The purpose of the amendments to Section 4 of the 1933 Act, as noted in the joint explanatory statement, is to facilitate the sale of company-issued securities by employees of private companies.  Currently, these employees may resell their privately issued securities in the public market following a holding period, but there is often no clear legal framework for the private resale of these securities.2  The Section 4 amendments explicitly exempt these private resales from the 1933 Act’s registration requirements, provided they meet the following conditions:

  1. Each purchaser is an accredited investor

  2. Neither the seller nor its agent uses general solicitation or advertising

  3. The seller obtains from the issuer and makes available to the purchaser various information regarding the issuer and the securities offered, including the issuer’s financial statements (except where the issuer is a reporting company)
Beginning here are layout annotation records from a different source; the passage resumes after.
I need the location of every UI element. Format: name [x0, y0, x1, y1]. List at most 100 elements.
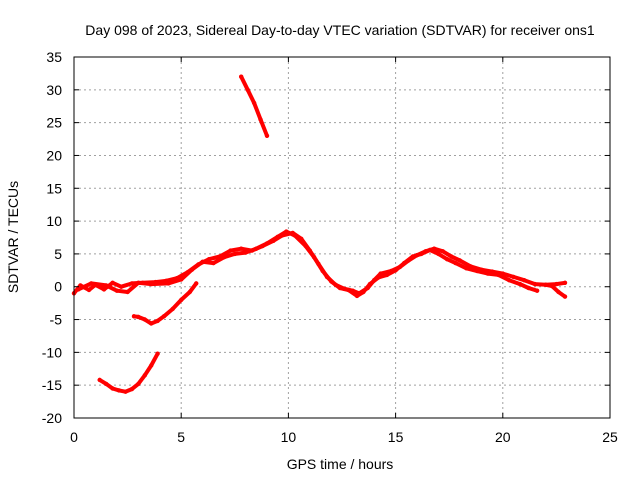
y-tick-label: 25: [46, 115, 62, 131]
data-point: [457, 258, 463, 263]
data-point: [532, 281, 538, 287]
series-arc-mid: [132, 281, 199, 326]
data-point: [170, 306, 175, 312]
data-point: [337, 285, 343, 291]
data-point: [142, 373, 147, 378]
data-point: [179, 277, 184, 282]
data-point: [136, 280, 141, 285]
data-point: [526, 285, 531, 291]
data-point: [258, 117, 263, 122]
data-point: [320, 268, 325, 274]
data-point: [110, 386, 115, 391]
data-point: [149, 363, 154, 368]
data-point: [166, 281, 171, 286]
x-tick-label: 20: [495, 429, 511, 445]
y-tick-label: 30: [46, 82, 62, 98]
data-point: [239, 246, 244, 251]
data-point: [402, 260, 407, 266]
data-point: [189, 267, 195, 272]
data-point: [329, 279, 334, 284]
y-tick-label: -15: [42, 377, 62, 393]
data-point: [245, 87, 250, 93]
data-point: [264, 241, 270, 246]
data-point: [125, 289, 130, 295]
data-point: [311, 255, 317, 260]
data-point: [104, 381, 109, 387]
data-point: [155, 351, 160, 356]
x-tick-label: 5: [177, 429, 185, 445]
data-point: [361, 289, 366, 295]
data-point: [346, 287, 351, 293]
data-point: [367, 281, 373, 287]
data-point: [243, 250, 248, 255]
data-point: [129, 281, 135, 286]
y-tick-label: 35: [46, 49, 62, 65]
data-point: [142, 317, 147, 322]
data-point: [97, 377, 102, 383]
data-point: [511, 274, 516, 280]
y-tick-label: 5: [54, 246, 62, 262]
data-point: [556, 289, 561, 295]
data-point: [496, 272, 501, 278]
data-point: [187, 289, 192, 295]
data-point: [410, 254, 415, 259]
data-point: [221, 255, 227, 260]
chart-title: Day 098 of 2023, Sidereal Day-to-day VTE…: [85, 22, 595, 38]
data-point: [76, 287, 81, 292]
data-point: [376, 275, 381, 280]
data-point: [275, 234, 280, 239]
x-tick-label: 25: [602, 429, 618, 445]
y-tick-label: 10: [46, 213, 62, 229]
data-point: [136, 314, 141, 320]
data-point: [129, 386, 135, 392]
data-point: [86, 287, 92, 293]
data-point: [254, 246, 259, 251]
data-point: [232, 251, 237, 257]
data-point: [239, 74, 244, 79]
data-point: [453, 260, 458, 266]
data-point: [464, 266, 469, 271]
data-point: [89, 281, 94, 286]
data-point: [427, 247, 433, 253]
data-point: [149, 321, 154, 326]
x-axis-label: GPS time / hours: [287, 456, 394, 472]
data-point: [284, 229, 289, 234]
data-point: [194, 281, 199, 286]
data-point: [114, 288, 120, 293]
y-axis-label: SDTVAR / TECUs: [5, 181, 21, 293]
data-point: [161, 314, 167, 319]
series-arc-low: [97, 351, 160, 394]
y-tick-label: -10: [42, 344, 62, 360]
data-point: [562, 294, 568, 299]
data-point: [522, 278, 527, 283]
data-point: [449, 254, 454, 259]
data-point: [101, 287, 107, 292]
data-point: [507, 278, 512, 283]
data-point: [119, 284, 124, 289]
data-point: [292, 233, 297, 238]
y-tick-label: -5: [50, 312, 63, 328]
data-point: [393, 268, 398, 273]
data-point: [485, 271, 490, 276]
data-point: [264, 133, 270, 138]
data-point: [149, 281, 154, 287]
y-tick-label: 20: [46, 147, 62, 163]
data-point: [534, 288, 540, 293]
data-point: [440, 249, 445, 254]
data-point: [206, 257, 212, 262]
data-point: [123, 389, 128, 394]
data-point: [228, 248, 233, 253]
data-point: [179, 297, 184, 303]
data-point: [562, 280, 568, 285]
x-tick-label: 0: [70, 429, 78, 445]
data-point: [549, 283, 555, 289]
data-series: [71, 74, 568, 394]
plot-frame: [73, 56, 611, 419]
data-point: [543, 282, 548, 287]
data-point: [104, 283, 109, 288]
data-point: [116, 388, 122, 393]
data-point: [211, 260, 216, 266]
data-point: [110, 280, 115, 285]
y-tick-label: -20: [42, 410, 62, 426]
  4. The seller is not an issuer or a subsidiary, either directly or indirectly, of the issuer

  5. Neither the seller nor anyone else who will receive compensation as a result of the offer or sale of the securities is subject to a “bad actor” prohibition

  6. The issuer is engaged in business and is not in the organizational stage, bankruptcy or receivership, and is not a blank check, blind pool or shell company that has no specific business purpose or whose sole business purpose is to enter into a merger, combination or acquisition with an unidentified person

  7. The securities are not part of an unsold allotment to, or a subscription or participation by, a broker or dealer as an underwriter of the security or a redistribution

  8. The class of securities has been authorized and outstanding for at least 90 days

The codification of this private resale provision should have potentially beneficial implications for most private companies, including that it generally enhances their liquidity, except where the conditions set out above cannot be satisfied for some reason.

The GLBA amendments provide that financial institutions are no longer required to provide annual privacy notices unless there has been a change in the institution’s privacy policies or the institution shares nonpublic personal information with outside parties for marketing purposes.  The impact of this change is likely to be widely felt, as the GLBA’s definition of “financial institutions” implicates a broad range of industry participants, including registered and unregistered investment and private fund advisers and broker dealers.

The FAST Act does not include specific effective dates for either the 1933 Act amendments or the GLBA amendments, so presumably both the registration exemption and the partial elimination of the annual privacy notice requirement became effective on December 4.

Other notable changes include a requirement under the Fast Act’s Title LXXII that the SEC modernize and simplify disclosure requirements under Reg. S-K and amendments to the Investment Advisers Act of 1940 pursuant to Title LXXIV that are designed to simplify registration and other requirements applicable to Small Business Investment Companies (SBICs).


1  The final version of the FAST Act and joint explanatory statement are included in the conference report, H. R. Rep. No. 114-357 (2015), which is available at https://www.congress.gov/114/crpt/hrpt357/CRPT-114hrpt357.pdf.
2  Current exemptions for resales of securities include Section 4(a)(1) of the 1933 Act, which permits sales of securities by persons who are not issuers, underwriters or dealers.  There is also, notably, the so-called “Section 4(a)(1½) exemption,” which is a reasoned set of procedures for resale transactions that makes use of a combination of Section 4(a)(1) and the exemption afforded by Section 4(a)(2) of the 1933 Act, which permits sales by issuers in transactions not involving a public offering.